Modern financial theories, such as the Black Scholes model, draw heavily on the laws of statistics and mathematics found in science; their very creation would have been impossible if science hadn’t laid the initial groundwork. Also, theoretical constructs, such as the capital asset pricing model (CAPM) and the efficient market hypothesis (EMH), attempt to logically explain the behavior of the stock market in an emotionless, completely rational manner, wholly ignoring elements such as market sentiment and investor sentiment.
And while these and other academic advancements have greatly improved the day-to-day operations of the financial markets, history is rife with examples that seem to contradict the notion that finance behaves according to rational scientific laws. For example, stock market disasters, such as the October 1987 crash (Black Monday), which saw the Dow Jones Industrial Average (DJIA) fall 22%, and the great 1929 stock market crash beginning on Black Thursday (Oct. 24, 1929), are not suitably explained by scientific theories such as the EMH. The human element of fear also played a part (the reason a dramatic fall in the stock market is often called a “panic”).
In addition, the track records of investors have shown that markets are not entirely efficient and, therefore, not entirely scientific. Studies have shown that investor sentiment appears to be mildly influenced by weather, with the overall market generally becoming more bullish when the weather is predominantly sunny. Other phenomena include the January effect, the pattern of stock prices falling near the end of one calendar year and rising at the beginning of the next.
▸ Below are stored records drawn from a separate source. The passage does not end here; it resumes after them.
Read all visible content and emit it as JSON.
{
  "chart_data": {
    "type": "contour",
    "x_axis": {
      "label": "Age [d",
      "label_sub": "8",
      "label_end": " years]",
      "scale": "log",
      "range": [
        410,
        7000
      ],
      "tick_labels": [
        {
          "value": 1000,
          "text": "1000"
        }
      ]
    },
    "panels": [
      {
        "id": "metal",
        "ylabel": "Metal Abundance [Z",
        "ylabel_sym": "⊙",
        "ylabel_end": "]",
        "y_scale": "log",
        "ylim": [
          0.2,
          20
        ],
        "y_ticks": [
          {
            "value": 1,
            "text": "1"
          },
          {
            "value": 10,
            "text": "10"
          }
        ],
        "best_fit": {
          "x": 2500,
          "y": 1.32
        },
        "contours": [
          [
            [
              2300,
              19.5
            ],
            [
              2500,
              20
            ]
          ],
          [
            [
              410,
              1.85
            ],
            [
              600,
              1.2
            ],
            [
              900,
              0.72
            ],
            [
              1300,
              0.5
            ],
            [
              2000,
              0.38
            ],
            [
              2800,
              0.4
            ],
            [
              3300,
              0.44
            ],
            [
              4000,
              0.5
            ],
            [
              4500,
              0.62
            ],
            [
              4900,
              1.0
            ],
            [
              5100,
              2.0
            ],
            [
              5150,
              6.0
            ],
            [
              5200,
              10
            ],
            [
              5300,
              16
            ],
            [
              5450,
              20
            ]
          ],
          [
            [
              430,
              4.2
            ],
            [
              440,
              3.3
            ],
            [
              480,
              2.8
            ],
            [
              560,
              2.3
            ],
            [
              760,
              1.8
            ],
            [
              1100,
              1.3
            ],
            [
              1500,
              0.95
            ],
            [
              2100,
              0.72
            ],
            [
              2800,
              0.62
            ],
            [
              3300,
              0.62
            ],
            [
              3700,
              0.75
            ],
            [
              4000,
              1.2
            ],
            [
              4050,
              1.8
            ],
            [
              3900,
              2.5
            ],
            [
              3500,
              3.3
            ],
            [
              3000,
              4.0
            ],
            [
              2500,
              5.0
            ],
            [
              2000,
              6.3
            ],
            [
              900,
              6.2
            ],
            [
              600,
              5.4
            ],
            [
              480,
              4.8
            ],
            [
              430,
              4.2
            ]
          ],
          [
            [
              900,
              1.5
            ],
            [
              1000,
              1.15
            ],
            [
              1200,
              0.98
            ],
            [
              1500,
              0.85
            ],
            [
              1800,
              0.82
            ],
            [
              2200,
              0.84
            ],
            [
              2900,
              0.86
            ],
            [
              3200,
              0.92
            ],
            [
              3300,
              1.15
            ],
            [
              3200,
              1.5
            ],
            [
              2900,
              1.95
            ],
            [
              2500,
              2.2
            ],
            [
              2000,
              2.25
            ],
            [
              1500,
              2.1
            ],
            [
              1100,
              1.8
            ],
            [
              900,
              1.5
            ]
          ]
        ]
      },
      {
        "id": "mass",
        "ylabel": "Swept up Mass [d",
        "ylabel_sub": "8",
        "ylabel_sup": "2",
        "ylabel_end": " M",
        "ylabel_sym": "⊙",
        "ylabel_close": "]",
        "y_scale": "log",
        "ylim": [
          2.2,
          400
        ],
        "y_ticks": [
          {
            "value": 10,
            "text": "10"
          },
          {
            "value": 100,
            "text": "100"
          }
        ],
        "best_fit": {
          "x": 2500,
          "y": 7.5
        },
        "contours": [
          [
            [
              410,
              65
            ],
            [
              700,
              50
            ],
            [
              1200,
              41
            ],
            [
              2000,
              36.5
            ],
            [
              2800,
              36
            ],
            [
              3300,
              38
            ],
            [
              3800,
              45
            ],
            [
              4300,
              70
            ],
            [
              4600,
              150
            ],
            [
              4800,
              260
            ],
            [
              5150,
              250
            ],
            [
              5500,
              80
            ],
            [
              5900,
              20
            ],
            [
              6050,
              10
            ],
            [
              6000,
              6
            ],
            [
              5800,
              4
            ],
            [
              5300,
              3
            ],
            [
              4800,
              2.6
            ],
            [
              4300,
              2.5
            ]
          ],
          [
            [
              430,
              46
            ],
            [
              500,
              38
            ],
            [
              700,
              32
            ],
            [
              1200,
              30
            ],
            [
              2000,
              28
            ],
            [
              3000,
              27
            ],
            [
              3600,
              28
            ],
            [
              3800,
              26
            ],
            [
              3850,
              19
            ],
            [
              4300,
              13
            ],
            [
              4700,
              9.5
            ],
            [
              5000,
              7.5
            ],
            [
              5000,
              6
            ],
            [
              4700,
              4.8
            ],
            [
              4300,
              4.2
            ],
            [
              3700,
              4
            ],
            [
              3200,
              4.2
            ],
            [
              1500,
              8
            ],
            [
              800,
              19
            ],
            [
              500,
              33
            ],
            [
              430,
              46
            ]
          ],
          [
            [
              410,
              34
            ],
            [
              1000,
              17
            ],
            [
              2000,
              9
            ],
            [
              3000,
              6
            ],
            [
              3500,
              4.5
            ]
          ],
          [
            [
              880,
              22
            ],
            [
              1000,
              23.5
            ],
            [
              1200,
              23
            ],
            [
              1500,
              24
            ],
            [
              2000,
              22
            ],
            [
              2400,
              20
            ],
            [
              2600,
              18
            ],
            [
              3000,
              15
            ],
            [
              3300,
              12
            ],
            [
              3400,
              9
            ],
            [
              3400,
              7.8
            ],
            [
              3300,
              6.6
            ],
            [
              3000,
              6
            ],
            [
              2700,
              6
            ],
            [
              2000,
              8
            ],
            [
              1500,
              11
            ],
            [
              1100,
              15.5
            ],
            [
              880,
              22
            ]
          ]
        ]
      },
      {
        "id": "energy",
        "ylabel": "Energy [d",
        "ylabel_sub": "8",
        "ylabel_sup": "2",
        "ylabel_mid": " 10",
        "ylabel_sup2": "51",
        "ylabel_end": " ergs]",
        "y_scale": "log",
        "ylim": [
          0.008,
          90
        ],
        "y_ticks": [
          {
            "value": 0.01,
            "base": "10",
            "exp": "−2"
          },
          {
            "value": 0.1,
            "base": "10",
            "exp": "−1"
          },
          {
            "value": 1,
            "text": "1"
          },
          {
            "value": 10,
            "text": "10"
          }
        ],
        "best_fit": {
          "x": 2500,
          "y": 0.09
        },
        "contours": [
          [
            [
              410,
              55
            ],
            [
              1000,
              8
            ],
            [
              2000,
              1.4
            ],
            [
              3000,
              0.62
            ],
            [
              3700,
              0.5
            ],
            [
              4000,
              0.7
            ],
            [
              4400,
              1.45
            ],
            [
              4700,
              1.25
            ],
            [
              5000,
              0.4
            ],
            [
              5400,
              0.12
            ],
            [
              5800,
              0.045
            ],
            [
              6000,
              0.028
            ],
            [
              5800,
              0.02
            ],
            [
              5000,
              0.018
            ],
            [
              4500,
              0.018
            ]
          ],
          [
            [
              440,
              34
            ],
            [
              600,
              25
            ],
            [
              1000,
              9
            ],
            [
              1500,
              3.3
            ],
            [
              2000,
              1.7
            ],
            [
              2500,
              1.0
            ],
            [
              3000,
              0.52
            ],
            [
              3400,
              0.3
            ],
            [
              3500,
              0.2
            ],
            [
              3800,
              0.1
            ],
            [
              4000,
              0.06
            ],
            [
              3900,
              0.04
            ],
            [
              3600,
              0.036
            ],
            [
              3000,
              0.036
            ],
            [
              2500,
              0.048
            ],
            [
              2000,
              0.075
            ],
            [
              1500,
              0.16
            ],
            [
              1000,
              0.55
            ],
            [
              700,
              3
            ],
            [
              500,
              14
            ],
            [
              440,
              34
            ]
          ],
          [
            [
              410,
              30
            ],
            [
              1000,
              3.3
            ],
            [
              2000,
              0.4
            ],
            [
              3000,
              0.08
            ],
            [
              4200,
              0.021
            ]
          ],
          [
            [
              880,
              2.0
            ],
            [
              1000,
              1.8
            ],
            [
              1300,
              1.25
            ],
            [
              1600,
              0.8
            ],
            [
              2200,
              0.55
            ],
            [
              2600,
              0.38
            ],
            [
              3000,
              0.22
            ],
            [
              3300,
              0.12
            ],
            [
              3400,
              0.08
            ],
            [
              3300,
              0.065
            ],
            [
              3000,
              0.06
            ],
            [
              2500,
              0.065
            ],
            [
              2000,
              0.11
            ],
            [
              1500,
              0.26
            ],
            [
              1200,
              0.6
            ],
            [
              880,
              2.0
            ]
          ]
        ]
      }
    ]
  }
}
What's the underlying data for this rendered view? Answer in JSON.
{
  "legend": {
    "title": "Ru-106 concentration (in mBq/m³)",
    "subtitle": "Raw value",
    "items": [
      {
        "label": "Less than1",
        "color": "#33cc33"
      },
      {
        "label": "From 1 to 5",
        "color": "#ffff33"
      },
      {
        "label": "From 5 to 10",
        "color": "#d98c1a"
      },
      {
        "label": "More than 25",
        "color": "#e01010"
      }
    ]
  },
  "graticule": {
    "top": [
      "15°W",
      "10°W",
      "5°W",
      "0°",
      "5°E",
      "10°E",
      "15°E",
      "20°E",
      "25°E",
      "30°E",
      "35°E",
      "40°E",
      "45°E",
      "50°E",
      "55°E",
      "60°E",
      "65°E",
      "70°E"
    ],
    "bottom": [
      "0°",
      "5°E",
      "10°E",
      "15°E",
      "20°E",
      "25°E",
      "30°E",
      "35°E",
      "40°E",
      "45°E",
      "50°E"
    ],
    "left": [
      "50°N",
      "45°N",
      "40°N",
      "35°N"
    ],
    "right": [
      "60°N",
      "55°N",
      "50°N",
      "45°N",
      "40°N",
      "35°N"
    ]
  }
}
Furthermore, certain investors have been able to consistently outperform the broader market for long periods of time, most notably famed stock-picker Warren Buffett, who at the time of this writing is the second-richest individual in the United States—his wealth largely built from long-term equity investments. The prolonged outperformance of a select few investors like Buffett owes much to discredit the EMH, leading some to believe that to be a successful equity investor, one needs to understand both the science behind the numbers-crunching and the art behind the stock picking.